Cigar making
Cigars! Probably the most famous Nicaraguan product! About 140 thousand people live in Esteli, the center of cigar production. And most of the population is employed in the tobacco industry.
Driving through the city, you can see cigar factories of various sizes. And, the smaller the factory, the more beautiful it has a coat of arms-logo on the gate.
Cigar production is a rather complicated and rather harmful process for production workers, which has been developed to the modern state for several hundred years. The technology and culture of cigar production in Nicaragua came from Cuba.
And, before the cigar turns out to be a fan of smoke, it is necessary to perform many different technological operations.
Of course, it all starts with growing tobacco! This is a multi-stage agricultural technology. Moreover, all operations are done manually. The first part of the process – the preparation of seedlings – takes place in closed greenhouses.
Seeds are sown and sprouted small green sprouts.
Men fill foam molds for seedlings with soil.
Sprouts gently, with gentle female hands, are planted one at a time in special cellular forms filled with soil. In each cell – one sprout.
And already there they grow up to the size of planting on the field.
Here is a sprout planted in open ground.
Workers prepare seedlings of tobacco for planting on the field.
A field is being prepared for planting seedlings. Poles and ropes stretched between them are needed to organize the shelter of young plants.
Tobacco seedlings grown on the field.
I was at a cigar factory in Esteli in November. Then the tobacco planting season was just beginning here. After 4 months, in February there is a collection of tobacco leaves. In the photo – tobacco plantations on the island of Ometepe.
Leaves in a tobacco bush, growing at different levels, have different properties. So, the topmost leaves have a maximum nicotine content.
The collected leaves are dried in special chambers.
After drying, the leaves are stacked and kept for several weeks. Fermentation occurs.
At the end of the fermentation, the stacks are moved, with each branch being removed and shaken. It is absolutely impossible to breathe. This is probably the most harmful operation.

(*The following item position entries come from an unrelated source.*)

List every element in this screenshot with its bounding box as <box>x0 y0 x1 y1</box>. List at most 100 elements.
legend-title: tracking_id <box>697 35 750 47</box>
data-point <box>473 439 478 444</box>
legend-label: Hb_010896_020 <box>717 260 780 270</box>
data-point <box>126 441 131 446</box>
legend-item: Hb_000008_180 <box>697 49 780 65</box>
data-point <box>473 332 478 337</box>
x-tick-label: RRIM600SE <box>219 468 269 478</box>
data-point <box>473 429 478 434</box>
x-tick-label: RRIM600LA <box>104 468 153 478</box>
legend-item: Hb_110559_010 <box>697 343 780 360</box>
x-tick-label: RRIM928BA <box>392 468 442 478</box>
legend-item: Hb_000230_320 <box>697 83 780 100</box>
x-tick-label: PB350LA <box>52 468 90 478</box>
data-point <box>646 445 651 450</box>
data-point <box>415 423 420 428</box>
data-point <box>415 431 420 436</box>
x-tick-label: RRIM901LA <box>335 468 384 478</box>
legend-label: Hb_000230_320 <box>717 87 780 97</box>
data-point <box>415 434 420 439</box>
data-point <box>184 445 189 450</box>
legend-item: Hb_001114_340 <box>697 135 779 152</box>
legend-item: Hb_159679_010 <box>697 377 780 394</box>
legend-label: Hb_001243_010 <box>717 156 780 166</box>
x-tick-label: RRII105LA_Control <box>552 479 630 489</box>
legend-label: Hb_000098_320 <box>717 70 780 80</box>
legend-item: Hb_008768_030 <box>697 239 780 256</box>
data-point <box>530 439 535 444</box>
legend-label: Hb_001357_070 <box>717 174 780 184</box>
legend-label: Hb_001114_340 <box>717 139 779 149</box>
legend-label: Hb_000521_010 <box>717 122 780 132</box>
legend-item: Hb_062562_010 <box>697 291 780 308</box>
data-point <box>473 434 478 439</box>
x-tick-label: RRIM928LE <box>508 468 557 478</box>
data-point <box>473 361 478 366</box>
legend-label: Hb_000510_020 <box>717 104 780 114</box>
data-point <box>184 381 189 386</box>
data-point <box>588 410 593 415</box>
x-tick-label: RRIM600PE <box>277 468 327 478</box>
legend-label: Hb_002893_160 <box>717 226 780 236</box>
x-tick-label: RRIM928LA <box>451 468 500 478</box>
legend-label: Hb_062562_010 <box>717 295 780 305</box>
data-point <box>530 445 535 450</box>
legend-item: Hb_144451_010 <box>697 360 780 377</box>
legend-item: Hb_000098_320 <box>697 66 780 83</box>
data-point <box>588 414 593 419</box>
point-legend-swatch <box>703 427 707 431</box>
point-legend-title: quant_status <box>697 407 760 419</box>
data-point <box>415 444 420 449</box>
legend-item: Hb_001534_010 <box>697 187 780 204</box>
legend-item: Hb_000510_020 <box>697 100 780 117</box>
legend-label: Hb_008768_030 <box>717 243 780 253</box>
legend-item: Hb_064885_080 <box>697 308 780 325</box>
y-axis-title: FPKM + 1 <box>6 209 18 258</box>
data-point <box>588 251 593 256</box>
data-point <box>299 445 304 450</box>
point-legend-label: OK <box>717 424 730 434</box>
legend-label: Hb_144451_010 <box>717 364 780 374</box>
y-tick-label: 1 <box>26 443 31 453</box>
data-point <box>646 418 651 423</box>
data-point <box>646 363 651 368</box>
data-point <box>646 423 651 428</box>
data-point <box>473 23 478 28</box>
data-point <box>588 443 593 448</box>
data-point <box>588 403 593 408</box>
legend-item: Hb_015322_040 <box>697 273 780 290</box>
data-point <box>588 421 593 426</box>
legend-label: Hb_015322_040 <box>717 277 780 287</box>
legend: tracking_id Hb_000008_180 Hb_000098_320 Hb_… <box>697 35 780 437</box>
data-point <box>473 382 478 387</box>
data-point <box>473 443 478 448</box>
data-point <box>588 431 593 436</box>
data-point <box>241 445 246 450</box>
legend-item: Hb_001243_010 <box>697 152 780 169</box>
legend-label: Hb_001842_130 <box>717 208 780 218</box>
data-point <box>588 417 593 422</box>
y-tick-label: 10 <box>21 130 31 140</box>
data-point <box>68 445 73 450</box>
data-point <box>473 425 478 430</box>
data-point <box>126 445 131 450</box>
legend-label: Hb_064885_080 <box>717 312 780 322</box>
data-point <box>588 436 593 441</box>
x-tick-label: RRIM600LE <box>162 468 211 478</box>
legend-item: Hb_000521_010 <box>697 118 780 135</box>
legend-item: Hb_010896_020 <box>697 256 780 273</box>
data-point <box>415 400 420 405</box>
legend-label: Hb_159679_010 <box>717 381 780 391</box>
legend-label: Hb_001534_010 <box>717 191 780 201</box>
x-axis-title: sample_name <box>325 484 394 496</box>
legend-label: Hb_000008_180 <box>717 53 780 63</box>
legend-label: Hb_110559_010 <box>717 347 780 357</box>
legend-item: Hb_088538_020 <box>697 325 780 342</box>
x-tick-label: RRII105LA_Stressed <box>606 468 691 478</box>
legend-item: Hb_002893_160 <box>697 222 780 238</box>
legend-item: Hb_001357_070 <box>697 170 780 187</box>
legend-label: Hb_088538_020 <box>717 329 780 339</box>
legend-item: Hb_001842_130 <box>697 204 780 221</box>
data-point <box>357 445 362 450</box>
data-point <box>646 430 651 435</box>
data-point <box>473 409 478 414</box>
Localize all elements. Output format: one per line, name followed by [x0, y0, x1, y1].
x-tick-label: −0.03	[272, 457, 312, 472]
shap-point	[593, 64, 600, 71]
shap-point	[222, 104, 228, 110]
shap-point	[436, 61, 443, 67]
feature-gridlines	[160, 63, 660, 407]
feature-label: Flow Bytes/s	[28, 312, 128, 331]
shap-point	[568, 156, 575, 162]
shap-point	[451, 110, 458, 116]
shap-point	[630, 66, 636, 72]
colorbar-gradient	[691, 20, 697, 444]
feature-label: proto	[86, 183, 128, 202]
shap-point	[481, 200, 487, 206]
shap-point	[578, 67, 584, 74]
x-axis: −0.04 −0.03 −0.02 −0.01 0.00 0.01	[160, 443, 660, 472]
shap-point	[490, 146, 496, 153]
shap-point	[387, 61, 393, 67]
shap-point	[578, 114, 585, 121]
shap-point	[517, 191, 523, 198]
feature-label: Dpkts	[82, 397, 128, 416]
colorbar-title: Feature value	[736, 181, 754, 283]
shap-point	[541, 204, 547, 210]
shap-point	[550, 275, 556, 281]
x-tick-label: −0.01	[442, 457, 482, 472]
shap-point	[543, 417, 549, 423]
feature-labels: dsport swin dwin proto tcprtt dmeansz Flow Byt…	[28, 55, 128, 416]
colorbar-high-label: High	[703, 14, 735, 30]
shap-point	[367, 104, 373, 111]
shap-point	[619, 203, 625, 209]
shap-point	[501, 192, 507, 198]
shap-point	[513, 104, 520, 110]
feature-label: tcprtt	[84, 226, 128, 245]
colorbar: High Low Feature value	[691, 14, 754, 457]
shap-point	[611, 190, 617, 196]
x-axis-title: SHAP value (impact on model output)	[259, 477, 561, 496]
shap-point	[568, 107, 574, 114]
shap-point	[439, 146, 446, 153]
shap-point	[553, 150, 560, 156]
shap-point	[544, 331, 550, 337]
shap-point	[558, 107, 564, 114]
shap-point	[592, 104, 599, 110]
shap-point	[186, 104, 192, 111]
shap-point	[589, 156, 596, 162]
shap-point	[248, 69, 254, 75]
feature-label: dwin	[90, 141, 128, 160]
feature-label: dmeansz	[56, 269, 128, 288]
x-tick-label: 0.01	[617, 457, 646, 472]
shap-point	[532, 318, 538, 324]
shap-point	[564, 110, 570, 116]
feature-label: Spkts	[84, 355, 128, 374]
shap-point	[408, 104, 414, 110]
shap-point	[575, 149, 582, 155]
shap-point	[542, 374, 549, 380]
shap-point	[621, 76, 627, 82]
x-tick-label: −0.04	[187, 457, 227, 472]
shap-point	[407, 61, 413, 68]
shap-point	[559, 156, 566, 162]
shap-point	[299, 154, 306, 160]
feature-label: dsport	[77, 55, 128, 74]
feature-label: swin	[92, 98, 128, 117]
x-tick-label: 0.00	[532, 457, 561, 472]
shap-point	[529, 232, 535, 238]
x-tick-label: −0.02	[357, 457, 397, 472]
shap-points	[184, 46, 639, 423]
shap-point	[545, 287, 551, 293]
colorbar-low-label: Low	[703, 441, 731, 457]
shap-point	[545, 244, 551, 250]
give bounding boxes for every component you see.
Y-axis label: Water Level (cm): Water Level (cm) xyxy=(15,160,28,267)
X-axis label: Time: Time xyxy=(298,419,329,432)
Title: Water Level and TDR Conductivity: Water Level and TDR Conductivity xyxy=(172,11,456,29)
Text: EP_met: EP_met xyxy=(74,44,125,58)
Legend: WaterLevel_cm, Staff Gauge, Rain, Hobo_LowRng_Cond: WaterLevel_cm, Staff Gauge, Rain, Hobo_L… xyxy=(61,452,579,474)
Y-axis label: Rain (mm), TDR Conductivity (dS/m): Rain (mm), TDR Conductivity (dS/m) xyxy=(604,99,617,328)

Further tobacco leaves are laid out on smaller briquettes and sent to a warehouse for aging. Usually, for a year or two.
They showed me ten-year-old tobacco. Just like in winemaking!
The next operation is sorting. Leaves are sorted into different categories, including color.
The next workshop is a wet operation. The moistened leaves of tobacco are straightened and from them practically flat leaves are obtained.
And the most important workshop, in which more than a hundred people work at the same time! Here is the assembly of cigars.
Collectors are divided into several groups. Some, for the most part these are men, dump a cigar. Tobacco is seasoned in a special device. The body of the cigar is created.
Further, the blanks are embedded in a wooden mold, 10 pieces each. in each, the form is sent to the press for an hour.
An individual worker on an electronic installation checks the quality of the cigar blank.
Further, the final stage of cigar assembly is the tobacco molded preform, which is wrapped in a very neatly soaked tobacco sheet. It is cut off from one end. All! The cigar is ready.
The final part is packaging in boxes. Different types of boxes – ribbons, cellophane, etc.
The factory works with different customers and for each customer – its own packaging.
Finished products are sent to the warehouse.
The cigar production was shot at Plascencia, one of the largest cigar factories in Esteli. It employs about 700 people.